MARRIAGE AND FAMILY LIFE

 

GUIDELINES FOR AN ORTHODOX MARRIAGE

(St John Chrysostom’s commentaries on man-woman relations,  marriage and conjugal abuse)

6.  Implications for the present


Chrysostom’s homilies leave no doubt that men and women are spiritual equals and that marriage was intended to be a bond of sacrificial love. However, as it was mentioned, the degree to which these Orthodox teachings regarding have been understood by the Orthodox believers has been impeded by a host of historical, ecclesiastical, sociocultural and individual factors. Chrysostom’s explications of apostolic teachings could help to alleviate some of these distoritions of the faith and other socio-cultural pernicious attitudes, provided that they are explained with caution.[1]

Within the Orthodox phronema, as highlighted in Chrysostom’s homilies, male and female are understood to have been fashioned alike and with equal honour and to have been originally one, a union that is re-achieved in the Orthodox marriage. While Chrysostom suggested that a certain order in authority needed to be respected so as to preserve the harmony in the couple, his emphasis on the husband serving as the head and the wife as the body was motivated by his concern to underscore their mutual dependence and to deter them from mistreating and alienating each other. Such pronouncements could be deployed to obliterate misperceptions of divinely-instituted husband superiority and to enforce wives’ dignity. They can also become a counter-discourse to rigid gender-segregated arrangements of married life that place disproportionate burden on women, since they evidence that a husband and wife are one soma and should share the burdens of their life together.

Furthermore, Chrysostom clearly condemned husbands using any type of forceful and demeaning behaviour with their wives. As he aptly put it, if the husband hates his own body, he will perish with it. He advised that husbands earn their wives’ reverence by giving them steady, kind and considerate love to achieve a harmonious and mutually gratifying relationship. Such messages could help to counter some male abusiveness by cultivating Orthodox masculinities that emphasise spiritual leadership and altruistic giving. On the other hand, his discussion of sex in marriage, which emphasised mutual consent, dignity and modesty, could help to discourage practices such as sexual coerciveness in the bedroom (including marital rape), excessive sexual demands by husbands, or other perverse acts (including the use of pornography), all of which can further impair the dignity and wellbeing of the wife and the quality of the conjugal relationship.

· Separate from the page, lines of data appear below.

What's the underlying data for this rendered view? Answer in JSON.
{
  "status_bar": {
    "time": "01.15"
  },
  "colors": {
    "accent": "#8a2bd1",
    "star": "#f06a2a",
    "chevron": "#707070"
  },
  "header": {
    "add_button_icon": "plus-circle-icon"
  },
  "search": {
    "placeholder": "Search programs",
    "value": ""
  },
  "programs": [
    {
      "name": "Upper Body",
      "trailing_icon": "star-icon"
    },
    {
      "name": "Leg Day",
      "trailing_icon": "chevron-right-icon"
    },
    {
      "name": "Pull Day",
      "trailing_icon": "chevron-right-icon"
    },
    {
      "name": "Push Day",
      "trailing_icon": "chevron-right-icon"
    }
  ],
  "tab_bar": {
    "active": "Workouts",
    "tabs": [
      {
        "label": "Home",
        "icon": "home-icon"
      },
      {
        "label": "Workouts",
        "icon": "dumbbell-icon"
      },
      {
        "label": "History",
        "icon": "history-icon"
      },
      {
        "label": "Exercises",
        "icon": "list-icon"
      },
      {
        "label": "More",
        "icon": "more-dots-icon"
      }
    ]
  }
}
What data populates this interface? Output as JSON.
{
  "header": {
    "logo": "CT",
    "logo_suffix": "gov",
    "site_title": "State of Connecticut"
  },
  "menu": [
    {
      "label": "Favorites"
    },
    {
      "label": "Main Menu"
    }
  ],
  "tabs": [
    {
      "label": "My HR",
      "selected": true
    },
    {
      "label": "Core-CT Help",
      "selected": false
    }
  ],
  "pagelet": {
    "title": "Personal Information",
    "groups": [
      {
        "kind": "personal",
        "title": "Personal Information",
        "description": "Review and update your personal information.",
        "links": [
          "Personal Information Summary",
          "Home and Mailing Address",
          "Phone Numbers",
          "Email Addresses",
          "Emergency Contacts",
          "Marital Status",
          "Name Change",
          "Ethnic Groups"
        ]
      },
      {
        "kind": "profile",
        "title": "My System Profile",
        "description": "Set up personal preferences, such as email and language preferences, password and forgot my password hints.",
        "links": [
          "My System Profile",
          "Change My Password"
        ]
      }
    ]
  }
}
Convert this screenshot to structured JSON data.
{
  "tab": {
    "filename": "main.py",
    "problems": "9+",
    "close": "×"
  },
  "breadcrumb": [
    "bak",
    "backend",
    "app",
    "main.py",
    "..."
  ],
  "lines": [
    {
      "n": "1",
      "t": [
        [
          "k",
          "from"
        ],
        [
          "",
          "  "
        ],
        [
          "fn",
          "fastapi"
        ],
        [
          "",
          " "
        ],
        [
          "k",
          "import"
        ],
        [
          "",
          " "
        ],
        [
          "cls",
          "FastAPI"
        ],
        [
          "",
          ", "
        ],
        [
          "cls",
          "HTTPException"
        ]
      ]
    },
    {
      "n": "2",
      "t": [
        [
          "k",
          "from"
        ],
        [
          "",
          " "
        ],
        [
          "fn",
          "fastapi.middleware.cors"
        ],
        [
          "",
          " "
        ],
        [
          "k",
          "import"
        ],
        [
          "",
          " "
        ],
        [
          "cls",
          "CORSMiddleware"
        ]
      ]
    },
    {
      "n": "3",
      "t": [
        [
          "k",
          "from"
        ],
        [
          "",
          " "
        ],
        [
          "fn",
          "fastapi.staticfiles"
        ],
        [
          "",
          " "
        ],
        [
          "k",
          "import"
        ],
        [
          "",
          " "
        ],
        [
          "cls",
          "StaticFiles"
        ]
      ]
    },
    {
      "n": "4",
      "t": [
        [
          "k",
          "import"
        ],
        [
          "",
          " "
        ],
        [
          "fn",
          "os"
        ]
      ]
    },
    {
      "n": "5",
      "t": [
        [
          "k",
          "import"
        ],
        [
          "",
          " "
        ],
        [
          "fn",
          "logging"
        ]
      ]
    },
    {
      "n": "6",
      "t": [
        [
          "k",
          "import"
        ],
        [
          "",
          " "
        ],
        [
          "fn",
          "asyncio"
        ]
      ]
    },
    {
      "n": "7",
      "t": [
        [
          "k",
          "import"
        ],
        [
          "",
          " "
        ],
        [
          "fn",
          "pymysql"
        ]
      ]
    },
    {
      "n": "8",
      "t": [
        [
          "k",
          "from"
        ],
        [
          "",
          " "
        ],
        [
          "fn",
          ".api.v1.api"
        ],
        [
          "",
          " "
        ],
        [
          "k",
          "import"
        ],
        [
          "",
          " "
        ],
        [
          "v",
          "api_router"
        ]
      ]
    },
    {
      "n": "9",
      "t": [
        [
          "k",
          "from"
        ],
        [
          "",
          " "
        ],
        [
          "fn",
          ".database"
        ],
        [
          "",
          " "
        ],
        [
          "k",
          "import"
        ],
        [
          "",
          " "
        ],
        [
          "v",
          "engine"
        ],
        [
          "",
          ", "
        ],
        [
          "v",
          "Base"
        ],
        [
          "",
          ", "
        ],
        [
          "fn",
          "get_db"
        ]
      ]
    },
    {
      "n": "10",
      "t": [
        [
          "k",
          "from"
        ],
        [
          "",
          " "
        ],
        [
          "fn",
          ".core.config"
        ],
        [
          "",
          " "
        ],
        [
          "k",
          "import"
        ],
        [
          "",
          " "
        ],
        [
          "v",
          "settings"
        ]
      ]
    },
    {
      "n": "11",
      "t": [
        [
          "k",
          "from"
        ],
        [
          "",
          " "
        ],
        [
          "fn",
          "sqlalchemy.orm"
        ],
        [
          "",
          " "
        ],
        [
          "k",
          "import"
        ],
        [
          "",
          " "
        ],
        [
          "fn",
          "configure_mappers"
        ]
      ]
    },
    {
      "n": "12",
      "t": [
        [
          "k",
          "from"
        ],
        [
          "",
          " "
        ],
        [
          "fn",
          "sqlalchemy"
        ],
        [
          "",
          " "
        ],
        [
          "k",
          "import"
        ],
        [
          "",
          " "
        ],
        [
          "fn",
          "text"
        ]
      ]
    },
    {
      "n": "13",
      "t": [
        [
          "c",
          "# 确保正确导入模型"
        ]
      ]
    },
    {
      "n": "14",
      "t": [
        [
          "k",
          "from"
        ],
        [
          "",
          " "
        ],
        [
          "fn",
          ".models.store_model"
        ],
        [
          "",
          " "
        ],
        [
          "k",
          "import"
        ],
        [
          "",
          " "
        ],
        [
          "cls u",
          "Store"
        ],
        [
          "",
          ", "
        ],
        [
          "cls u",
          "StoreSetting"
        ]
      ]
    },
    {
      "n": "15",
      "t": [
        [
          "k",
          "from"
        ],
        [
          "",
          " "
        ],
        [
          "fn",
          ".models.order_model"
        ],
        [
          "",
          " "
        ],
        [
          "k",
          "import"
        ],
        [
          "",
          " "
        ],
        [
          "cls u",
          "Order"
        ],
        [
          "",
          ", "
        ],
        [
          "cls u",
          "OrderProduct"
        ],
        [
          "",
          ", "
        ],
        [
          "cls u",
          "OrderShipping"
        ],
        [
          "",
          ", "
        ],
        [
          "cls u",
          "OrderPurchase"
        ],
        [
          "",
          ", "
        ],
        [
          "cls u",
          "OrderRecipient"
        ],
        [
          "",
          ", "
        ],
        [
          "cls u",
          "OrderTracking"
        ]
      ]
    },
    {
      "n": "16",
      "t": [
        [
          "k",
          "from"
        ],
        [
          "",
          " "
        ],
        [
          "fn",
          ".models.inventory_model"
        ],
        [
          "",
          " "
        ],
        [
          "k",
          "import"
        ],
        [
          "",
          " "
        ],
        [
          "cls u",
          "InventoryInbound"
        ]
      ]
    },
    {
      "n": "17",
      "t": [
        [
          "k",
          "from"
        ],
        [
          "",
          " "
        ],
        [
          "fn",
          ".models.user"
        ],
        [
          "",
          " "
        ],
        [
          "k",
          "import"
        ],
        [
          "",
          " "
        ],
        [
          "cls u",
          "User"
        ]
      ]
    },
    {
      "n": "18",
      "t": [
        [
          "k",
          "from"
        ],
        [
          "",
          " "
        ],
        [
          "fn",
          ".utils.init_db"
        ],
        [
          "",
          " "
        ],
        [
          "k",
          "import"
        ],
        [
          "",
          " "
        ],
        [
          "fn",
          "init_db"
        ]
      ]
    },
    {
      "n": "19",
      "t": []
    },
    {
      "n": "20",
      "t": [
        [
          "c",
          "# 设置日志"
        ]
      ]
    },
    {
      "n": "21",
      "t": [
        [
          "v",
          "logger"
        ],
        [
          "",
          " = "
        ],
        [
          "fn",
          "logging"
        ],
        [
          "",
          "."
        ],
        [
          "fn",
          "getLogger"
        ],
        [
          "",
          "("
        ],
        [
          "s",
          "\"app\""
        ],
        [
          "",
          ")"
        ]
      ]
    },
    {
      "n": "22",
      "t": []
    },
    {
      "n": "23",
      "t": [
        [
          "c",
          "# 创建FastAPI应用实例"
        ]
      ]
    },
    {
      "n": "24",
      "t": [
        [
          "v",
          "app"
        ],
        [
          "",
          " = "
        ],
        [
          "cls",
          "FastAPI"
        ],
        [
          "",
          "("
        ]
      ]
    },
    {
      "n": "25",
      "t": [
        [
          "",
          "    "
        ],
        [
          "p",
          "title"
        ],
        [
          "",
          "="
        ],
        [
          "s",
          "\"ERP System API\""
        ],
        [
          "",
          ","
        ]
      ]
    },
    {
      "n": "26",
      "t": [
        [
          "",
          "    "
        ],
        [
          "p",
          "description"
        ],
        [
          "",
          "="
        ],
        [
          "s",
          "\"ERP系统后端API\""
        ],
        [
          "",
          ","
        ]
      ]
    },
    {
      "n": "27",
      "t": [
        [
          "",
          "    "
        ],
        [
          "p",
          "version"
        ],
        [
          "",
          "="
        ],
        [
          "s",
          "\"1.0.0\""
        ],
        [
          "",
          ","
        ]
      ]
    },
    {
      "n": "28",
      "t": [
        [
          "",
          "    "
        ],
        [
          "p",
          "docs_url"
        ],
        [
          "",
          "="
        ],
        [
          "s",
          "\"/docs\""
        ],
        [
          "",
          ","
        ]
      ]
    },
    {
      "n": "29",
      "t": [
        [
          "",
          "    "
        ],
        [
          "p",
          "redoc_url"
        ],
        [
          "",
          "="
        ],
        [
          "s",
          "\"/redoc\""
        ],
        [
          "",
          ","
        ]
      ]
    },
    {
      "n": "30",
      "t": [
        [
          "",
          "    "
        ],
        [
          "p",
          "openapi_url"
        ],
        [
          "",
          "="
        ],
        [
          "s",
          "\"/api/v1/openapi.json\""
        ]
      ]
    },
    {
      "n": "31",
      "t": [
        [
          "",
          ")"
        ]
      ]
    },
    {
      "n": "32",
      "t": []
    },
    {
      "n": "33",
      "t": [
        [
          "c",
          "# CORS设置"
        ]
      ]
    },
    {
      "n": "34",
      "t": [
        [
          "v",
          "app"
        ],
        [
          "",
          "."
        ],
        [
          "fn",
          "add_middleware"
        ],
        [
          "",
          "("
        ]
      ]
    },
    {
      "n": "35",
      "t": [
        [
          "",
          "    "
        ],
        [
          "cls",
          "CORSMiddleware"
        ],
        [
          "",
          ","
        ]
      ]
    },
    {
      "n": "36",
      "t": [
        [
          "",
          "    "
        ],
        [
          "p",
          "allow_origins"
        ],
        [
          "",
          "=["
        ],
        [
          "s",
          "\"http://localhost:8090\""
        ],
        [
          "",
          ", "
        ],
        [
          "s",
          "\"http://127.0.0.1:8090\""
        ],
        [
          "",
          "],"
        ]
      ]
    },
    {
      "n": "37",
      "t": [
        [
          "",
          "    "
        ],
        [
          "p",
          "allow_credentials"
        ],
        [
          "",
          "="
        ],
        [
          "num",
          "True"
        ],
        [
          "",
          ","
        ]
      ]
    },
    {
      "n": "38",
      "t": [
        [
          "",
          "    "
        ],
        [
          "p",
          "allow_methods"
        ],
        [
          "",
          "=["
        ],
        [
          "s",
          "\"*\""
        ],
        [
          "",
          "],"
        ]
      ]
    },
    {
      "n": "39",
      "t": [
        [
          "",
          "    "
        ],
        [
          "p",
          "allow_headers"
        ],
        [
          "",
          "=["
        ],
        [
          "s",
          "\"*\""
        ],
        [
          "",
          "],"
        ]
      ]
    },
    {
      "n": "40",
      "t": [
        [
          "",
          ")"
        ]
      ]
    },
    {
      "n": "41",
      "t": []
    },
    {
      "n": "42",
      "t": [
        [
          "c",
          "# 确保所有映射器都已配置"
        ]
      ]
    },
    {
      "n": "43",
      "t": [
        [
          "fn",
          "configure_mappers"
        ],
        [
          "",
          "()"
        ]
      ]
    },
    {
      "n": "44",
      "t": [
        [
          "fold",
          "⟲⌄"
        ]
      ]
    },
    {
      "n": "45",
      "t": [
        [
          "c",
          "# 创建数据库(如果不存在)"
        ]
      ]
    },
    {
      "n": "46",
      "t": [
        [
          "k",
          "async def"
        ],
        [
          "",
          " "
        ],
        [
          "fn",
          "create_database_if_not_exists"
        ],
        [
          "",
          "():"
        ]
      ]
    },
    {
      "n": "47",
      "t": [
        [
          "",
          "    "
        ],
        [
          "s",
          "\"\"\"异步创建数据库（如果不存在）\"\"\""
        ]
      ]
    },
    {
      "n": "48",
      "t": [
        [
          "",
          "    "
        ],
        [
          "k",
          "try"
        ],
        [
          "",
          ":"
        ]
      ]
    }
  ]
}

Finally, Chrysostom’s pragmatism regarding the difficulties of marriage and his nuanced counsels that simultaneously taught patience in marriage but allowed separation in cases of conjugal enmity could help women living with harmful husbands to realise that showing forbearance for the sake of preserving the family might become unjustifiable where their or their children’s (and even their husbands’) spiritual progress is hindered. This may be an especially pertinent message for women in Orthodox societies who have typically prioritised their family or their marriage and have endured pernicious conjugal situations. Chrysostom’s suggestion for spouses to live separately could be a pragmatic option for some women, while wives’ departure could provide husbands with the motivation to reconsider their pernicious practices and to take concrete measures to alleviate those. This, of course, would need to consider a host of other practical and material parameters in a given context hindering women’s departure.
There can be no single solution in this situation, not least because this depends on the women’s own diakrisis, but Chrysostom’s commentaries help to enlarge the options.

Three caveats need to be mentioned briefly. The first consideration must be that not all Orthodox are expected to be motivated by Church teachings, not least due to a different spiritual state. In addition, these teachings cannot be expected to address more ontogenetic, psychological or environmental parameters motivating pernicious or abusive behaviours in the individual, which could require psychological remedies or other measures.[2] Finally, the communication of such teachings to the laity could be hindered by a limited understanding among some clergy of the Orthodox marriage, problematic attitudes about conjugal abuse and unhelpful counselling approaches to spiritual children, possibilities that would require understanding intimately the conditions of the clergy in a given context.[3]


[1] The potential of Chrysostom’s commentaries to change attitudes and misperceptions has been suggested also in Gassin, “Eastern Orthodox Christianity,” 2015.
[2] James Gilligan, Violence: Reflections on our Deadliest Epidemic (London: Jessica Kingsley Publishers, 1999); Donald Dutton, The Abusive Personality: Violence and Control in Intimate Relationships (New York: Guilford Publications, 2007); Linda Mills, “Shame and Intimate Abuse: The Critical Missing Link between Cause and Cure,” Children and Youth Services Review 30 (2008): 631–63.
[3] Within the Orthodox tradition, most believers will have a spiritual father to whom they go for confession. The spiritual father is usually involved in the life of the couple and may be approached first when problems in the family arise.